I truly believe there are serious problems in DNA diagnostics that are associated with patent rights, especially when those rights have been exclusively licensed to a single provider. But if legal doctrines of patentability were properly applied to gene patents in light of how diagnostics work in the real world, monopoly business models would not be possible.

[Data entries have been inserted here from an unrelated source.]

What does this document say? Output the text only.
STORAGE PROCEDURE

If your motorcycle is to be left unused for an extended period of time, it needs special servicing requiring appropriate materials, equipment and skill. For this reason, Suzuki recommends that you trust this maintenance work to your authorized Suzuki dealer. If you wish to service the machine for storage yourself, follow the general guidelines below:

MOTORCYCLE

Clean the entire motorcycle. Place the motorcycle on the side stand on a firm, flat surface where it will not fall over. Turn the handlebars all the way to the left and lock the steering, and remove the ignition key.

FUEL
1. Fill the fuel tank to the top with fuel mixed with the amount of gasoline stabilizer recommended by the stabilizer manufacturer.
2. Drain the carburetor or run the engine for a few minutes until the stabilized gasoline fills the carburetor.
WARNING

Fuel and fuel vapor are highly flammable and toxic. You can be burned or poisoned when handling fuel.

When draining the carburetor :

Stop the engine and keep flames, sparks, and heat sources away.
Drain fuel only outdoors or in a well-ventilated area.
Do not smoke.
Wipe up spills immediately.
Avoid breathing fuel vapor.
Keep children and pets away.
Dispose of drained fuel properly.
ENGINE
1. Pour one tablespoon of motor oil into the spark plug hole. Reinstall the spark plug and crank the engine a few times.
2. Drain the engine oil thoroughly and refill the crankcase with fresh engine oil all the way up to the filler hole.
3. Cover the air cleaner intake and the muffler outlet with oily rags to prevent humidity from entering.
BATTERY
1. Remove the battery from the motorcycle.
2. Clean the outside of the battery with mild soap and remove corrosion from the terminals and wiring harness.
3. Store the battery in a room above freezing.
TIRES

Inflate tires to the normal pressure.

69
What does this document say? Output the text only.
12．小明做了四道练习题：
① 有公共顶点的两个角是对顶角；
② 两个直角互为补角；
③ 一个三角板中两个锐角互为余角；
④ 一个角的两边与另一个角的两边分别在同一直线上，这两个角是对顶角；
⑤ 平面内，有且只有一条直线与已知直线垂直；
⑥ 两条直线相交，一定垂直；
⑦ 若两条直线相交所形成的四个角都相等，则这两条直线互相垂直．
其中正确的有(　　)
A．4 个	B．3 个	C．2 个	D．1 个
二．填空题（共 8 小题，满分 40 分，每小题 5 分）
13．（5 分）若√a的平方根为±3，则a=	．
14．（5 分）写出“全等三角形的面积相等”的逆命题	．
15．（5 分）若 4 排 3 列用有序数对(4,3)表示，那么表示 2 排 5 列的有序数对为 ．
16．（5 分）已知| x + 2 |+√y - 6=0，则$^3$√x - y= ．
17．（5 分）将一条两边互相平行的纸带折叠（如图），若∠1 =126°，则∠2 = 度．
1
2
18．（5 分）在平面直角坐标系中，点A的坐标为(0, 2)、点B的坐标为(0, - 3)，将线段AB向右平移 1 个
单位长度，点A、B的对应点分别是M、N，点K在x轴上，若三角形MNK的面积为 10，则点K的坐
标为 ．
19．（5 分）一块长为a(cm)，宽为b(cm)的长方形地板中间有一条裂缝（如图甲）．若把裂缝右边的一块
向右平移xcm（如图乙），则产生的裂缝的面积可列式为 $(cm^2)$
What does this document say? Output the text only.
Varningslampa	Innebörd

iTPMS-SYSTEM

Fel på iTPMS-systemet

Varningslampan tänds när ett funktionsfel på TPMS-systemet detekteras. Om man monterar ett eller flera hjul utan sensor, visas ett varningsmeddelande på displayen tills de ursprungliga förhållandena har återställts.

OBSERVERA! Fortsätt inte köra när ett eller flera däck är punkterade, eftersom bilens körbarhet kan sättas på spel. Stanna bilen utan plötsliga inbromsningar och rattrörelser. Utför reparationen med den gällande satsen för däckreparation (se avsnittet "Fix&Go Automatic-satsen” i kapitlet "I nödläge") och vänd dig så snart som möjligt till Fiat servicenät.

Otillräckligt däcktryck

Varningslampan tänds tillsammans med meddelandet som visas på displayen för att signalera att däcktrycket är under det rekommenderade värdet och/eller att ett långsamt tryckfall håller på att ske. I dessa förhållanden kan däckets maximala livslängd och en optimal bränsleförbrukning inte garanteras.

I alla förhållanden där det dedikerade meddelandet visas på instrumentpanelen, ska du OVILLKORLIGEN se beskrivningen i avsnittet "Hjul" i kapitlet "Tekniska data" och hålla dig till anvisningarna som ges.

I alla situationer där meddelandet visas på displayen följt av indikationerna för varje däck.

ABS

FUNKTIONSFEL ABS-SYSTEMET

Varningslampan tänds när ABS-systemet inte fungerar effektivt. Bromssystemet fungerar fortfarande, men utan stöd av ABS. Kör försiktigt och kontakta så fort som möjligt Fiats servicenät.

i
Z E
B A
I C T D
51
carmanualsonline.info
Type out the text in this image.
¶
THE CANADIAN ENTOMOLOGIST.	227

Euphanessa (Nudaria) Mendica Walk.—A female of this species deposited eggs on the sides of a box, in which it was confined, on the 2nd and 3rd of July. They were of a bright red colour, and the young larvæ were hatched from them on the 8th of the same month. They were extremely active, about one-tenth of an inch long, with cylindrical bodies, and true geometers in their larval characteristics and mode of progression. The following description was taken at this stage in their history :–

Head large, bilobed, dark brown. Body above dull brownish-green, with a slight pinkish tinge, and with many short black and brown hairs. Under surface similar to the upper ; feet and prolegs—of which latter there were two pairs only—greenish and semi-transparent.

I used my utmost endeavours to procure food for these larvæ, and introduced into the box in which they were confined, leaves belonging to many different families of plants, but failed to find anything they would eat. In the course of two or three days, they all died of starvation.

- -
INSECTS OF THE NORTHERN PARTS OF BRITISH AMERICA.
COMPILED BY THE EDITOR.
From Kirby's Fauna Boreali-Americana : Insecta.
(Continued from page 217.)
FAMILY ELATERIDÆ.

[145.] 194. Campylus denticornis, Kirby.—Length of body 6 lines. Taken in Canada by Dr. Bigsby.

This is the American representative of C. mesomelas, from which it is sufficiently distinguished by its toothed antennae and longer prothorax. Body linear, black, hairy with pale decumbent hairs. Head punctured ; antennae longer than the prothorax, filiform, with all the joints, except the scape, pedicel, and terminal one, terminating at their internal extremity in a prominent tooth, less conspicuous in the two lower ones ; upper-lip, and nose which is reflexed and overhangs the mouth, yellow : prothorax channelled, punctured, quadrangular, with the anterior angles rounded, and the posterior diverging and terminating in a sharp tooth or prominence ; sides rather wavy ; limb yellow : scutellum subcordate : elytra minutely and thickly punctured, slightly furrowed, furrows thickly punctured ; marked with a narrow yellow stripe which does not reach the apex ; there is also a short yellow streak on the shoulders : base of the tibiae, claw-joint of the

DNA Patents Are Not the Problem, but Unduly Broad Claims

One virtue of gene patents in diagnostics is that they reward inventors and their institutions for some of the value they confer through their discoveries. I believe the Universities of Michigan and Toronto deserve the royalties they have earned from uncovering the cystic fibrosis gene, for example-and other universities and inventors who found mutations later have also earned royalties from CF testing. Moreover, if the CFTR gene had proven useful for gene therapy, it is hard to see how it would have been developed into a therapeutic without exclusive patent rights in the gene. So it was right to patent the CFTR gene, and Michigan has licensed it for diagnostics in a way that has not hindered innovation or clinical access.

My view of the problem with the BRCA story is not that patents are the root of the problem, but that unduly broad claims were sought and granted, and then Myriad pursued a monopoly business model enabled by those mistakes.

Rather than proscribe DNA patents, it seems wiser to allow them, but restrict their scope by applying criteria for patentability. This would reward universities, companies, and inventors with royalties they justly earn through their valuable contributions, but not more than what they disclose and deserve. Allowing DNA claims that meet criteria for patentability would also preserve the exclusive patent rights that may prove important in developing therapeutic molecules based on DNA that will be expensive to prove safe and effective in clinical studies.

Judge Sweet and the Department of Justice have done a great service by forcing a reexamination of patent policy as it pertains to DNA diagnostics. I am sympathetic to their goals, but their means are unduly broad.

Professor Holman and I thus agree that it is a mistake to stipulate that DNA is not patentable subject matter as a matter of law. It would be far better to admit DNA molecules to patent eligibility, but let the other doctrines of patent law do their work. By narrowing patent scope, we should get the same result in diagnostics, but without the collateral damage to DNA patents that may be therapeutically useful.                    


Robert Cook-Deegan, MD, is Director of the Center for Genome Ethics, Law and Policy at the Institute for Genome Sciences & Policy, Duke University.